D’où la principale proposition du rapport : un véritable service public de la petite enfance, avec la création de 850.000 places de gardes (crèches, assistantes maternelles, école pré-élémentaire). D’où, également, la proposition de créer un congé parental d’éducation à prendre obligatoirement par les deux parents. L’idée est de favoriser la parentalité, en incitant le père à s’investir davantage dans l’éducation de son enfant.

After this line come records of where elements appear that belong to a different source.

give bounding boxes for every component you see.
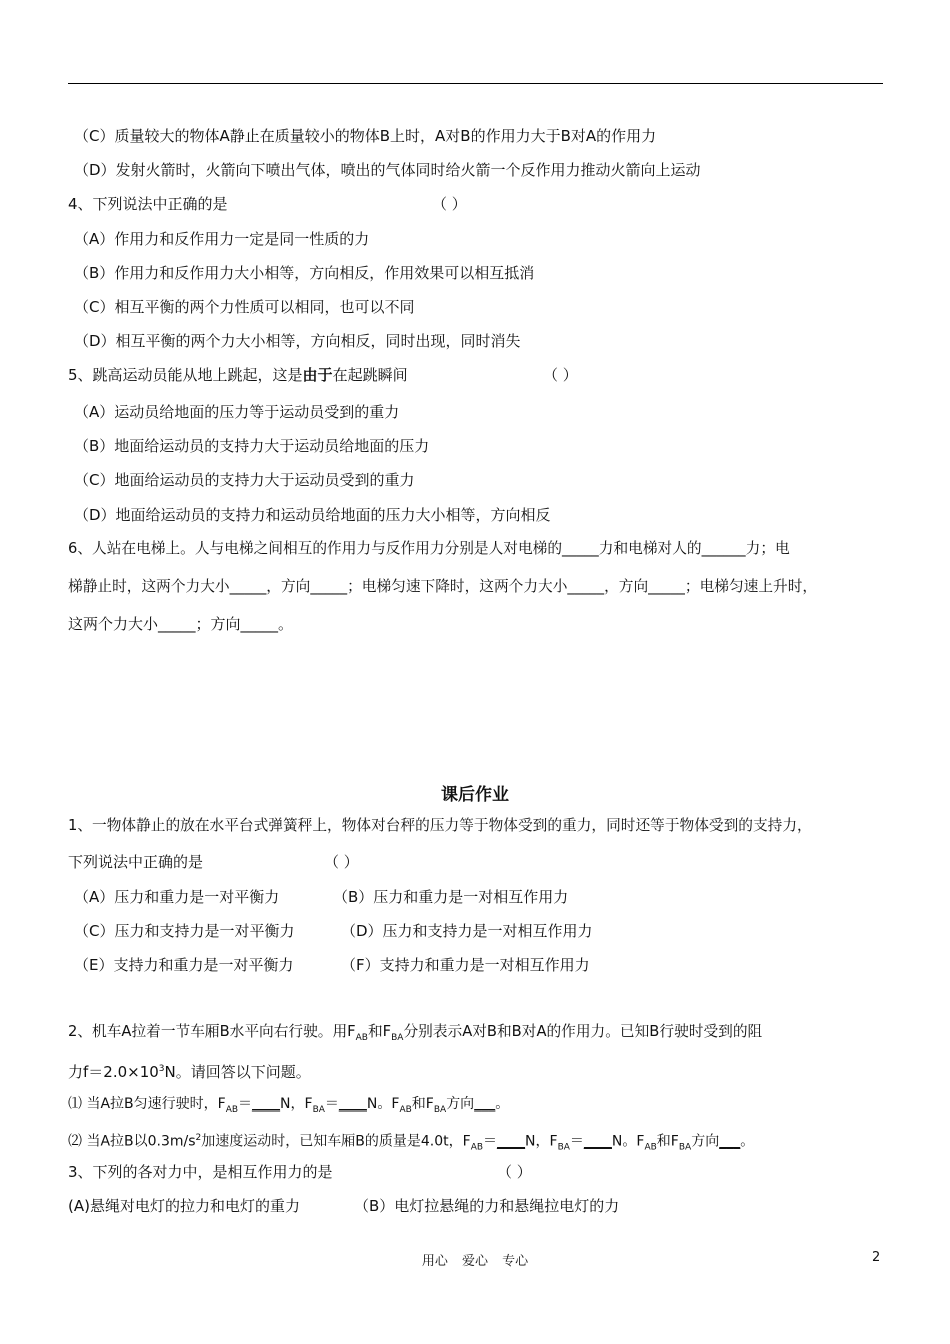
q3-option-d: （D）发射火箭时，火箭向下喷出气体，喷出的气体同时给火箭一个反作用力推动火箭向上运动 (74, 161, 701, 179)
page-footer: 用心 爱心 专心 (421, 1254, 529, 1269)
hw-q1-answer-paren: （ ） (324, 853, 359, 871)
hw-q2-part-2: ⑵ 当A拉B以$0.3m/s^2$加速度运动时，已知车厢B的质量是4.0t，$F_{AB}=\_\_\_\_N$，$F_{BA}=\_\_\_\_N$。$F_{AB}$和$F_{BA}$方向___。 (68, 1133, 755, 1153)
hw-q3-answer-paren: （ ） (497, 1163, 532, 1181)
hw-q1-line-1: 1、一物体静止的放在水平台式弹簧秤上，物体对台秤的压力等于物体受到的重力，同时还等于物体受到的支持力， (68, 817, 812, 834)
q4-option-d: （D）相互平衡的两个力大小相等，方向相反，同时出现，同时消失 (74, 332, 521, 350)
hw-q1-option-c: （C）压力和支持力是一对平衡力 (74, 922, 295, 940)
q6-line-3: 这两个力大小_____；方向_____。 (68, 615, 294, 633)
hw-q3-option-b: （B）电灯拉悬绳的力和悬绳拉电灯的力 (354, 1197, 620, 1215)
hw-q3-option-a: (A)悬绳对电灯的拉力和电灯的重力 (68, 1197, 300, 1215)
q4-answer-paren: （ ） (432, 195, 467, 213)
header-rule (68, 83, 883, 84)
q5-option-d: （D）地面给运动员的支持力和运动员给地面的压力大小相等，方向相反 (74, 506, 551, 524)
q6-line-2: 梯静止时，这两个力大小_____，方向_____；电梯匀速下降时，这两个力大小_____，方向_____；电梯匀速上升时， (68, 578, 818, 595)
q5-option-a: （A）运动员给地面的压力等于运动员受到的重力 (74, 403, 400, 421)
q6-line-1: 6、人站在电梯上。人与电梯之间相互的作用力与反作用力分别是人对电梯的_____力和电梯对人的______力；电 (68, 540, 790, 557)
q4-option-a: （A）作用力和反作用力一定是同一性质的力 (74, 230, 370, 248)
q4-stem: 4、下列说法中正确的是 (68, 195, 228, 213)
hw-q2-line-1: 2、机车A拉着一节车厢B水平向右行驶。用$F_{AB}$和$F_{BA}$分别表示A对B和B对A的作用力。已知B行驶时受到的阻 (68, 1023, 763, 1043)
hw-q1-option-d: （D）压力和支持力是一对相互作用力 (341, 922, 593, 940)
page-number: 2 (872, 1250, 881, 1265)
q5-option-c: （C）地面给运动员的支持力大于运动员受到的重力 (74, 471, 415, 489)
q5-option-b: （B）地面给运动员的支持力大于运动员给地面的压力 (74, 437, 430, 455)
hw-q1-option-e: （E）支持力和重力是一对平衡力 (74, 956, 294, 974)
q4-option-b: （B）作用力和反作用力大小相等，方向相反，作用效果可以相互抵消 (74, 264, 535, 282)
hw-q2-part-1: ⑴ 当A拉B匀速行驶时，$F_{AB}=\_\_\_\_N$，$F_{BA}=\_\_\_\_N$。$F_{AB}$和$F_{BA}$方向___。 (68, 1096, 510, 1115)
q4-option-c: （C）相互平衡的两个力性质可以相同，也可以不同 (74, 298, 415, 316)
q5-answer-paren: （ ） (543, 366, 578, 384)
homework-title: 课后作业 (441, 785, 509, 805)
hw-q1-option-a: （A）压力和重力是一对平衡力 (74, 888, 280, 906)
hw-q3-stem: 3、下列的各对力中，是相互作用力的是 (68, 1163, 333, 1181)
hw-q1-option-b: （B）压力和重力是一对相互作用力 (333, 888, 569, 906)
hw-q1-option-f: （F）支持力和重力是一对相互作用力 (341, 956, 590, 974)
hw-q1-line-2: 下列说法中正确的是 (68, 853, 204, 871)
q5-stem: 5、跳高运动员能从地上跳起，这是由于在起跳瞬间 (68, 366, 408, 384)
hw-q2-line-2: 力$f=2.0\times 10^3N$。请回答以下问题。 (68, 1063, 311, 1081)
q3-option-c: （C）质量较大的物体A静止在质量较小的物体B上时，A对B的作用力大于B对A的作用力 (74, 127, 657, 145)
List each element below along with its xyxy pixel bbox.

Pour financer ces mesures, nous proposons de redéployer les sommes importantes (14 milliards d’euros par an) qui vont aux majorations de pensions pour les parents qui ont élevé des familles nombreuses. Typiquement, ces majorations relèvent de la réparation : elles sont versées plus de dix ans après que les enfants ont quitté le domicile familial et ne profitent donc absolument pas au développement de l’enfant. Elles visent à apporter une compensation aux femmes qui ont arrêté leur carrière pour élever leurs enfants. Mais pourquoi compenser a posteriori ce problème plutôt que le prévenir ? Le service public de la petite enfance doit justement permettre aux femmes qui le souhaitent d’articuler vie familiale et vie professionnelle. Soutenir les femmes, ce n’est pas abandonner les enfants, tout au contraire. Ce point est crucial. En Allemagne, la natalité s’effondre en dépit d’efforts financiers massifs, parce qu’on y place encore les femmes devant l’alternative « procréer ou travailler », stigmatisant les mères actives à travers l’épithète de Rabenmutter, « mère corbeau ».
Les majorations de pensions sont de surcroît injustes. Elles sont proportionnelles aux pensions : elles bénéficient donc principalement aux retraités aisés. C’est-à-dire principalement à des hommes, et très peu aux femmes qui ont sacrifié leur carrière pour élever leurs enfants.
Seconde critique : Terra Nova favoriserait « un nivellement social par le bas ». Nous sommes choqués de trouver un tel argument dans un article de Marianne.
C’est un fait connu et documenté : la politique familiale française redistribue vers les familles nombreuses, mais pas vers les familles modestes. On sait pourquoi : sa pierre angulaire, le quotient familial, est un avantage fiscale régressif. Plus vos revenus sont élevés, plus ils vous donnent un abattement important. En d’autres termes, pour la République, les enfants des riches ont plus de valeur que les enfants des pauvres. La France pratique un eugénisme soft, et nous souhaitons y mettre un terme en remplaçant le quotient familial par une aide du même montant pour chaque enfant, quel que soit le revenu des parents. Pour nous, tous les enfants de la République ont la même valeur. L’égalité est un objectif politique, pas un « nivellement social par le bas ».
Au total, nous laissons vos lecteurs juges de la pertinence de vos propos et leur proposons de se faire une idée par eux-mêmes en retrouvant le rapport intégral sur notre site www.tnova.fr. Qualifier d’antinatalistes des propositions qui visent à sanctuariser 100 milliards d’euros pour la famille, à « investir dans les bébés » (pour reprendre la formule du sociologue Gosta Esping Andersen), à permettre aux parents d’articuler vie familiale et vie professionnelle et à mieux répartir des aides au bénéfice de tous alors qu’elles profitent aujourd’hui aux ménages les plus riches, nous a, il est vrai, laissés pantois.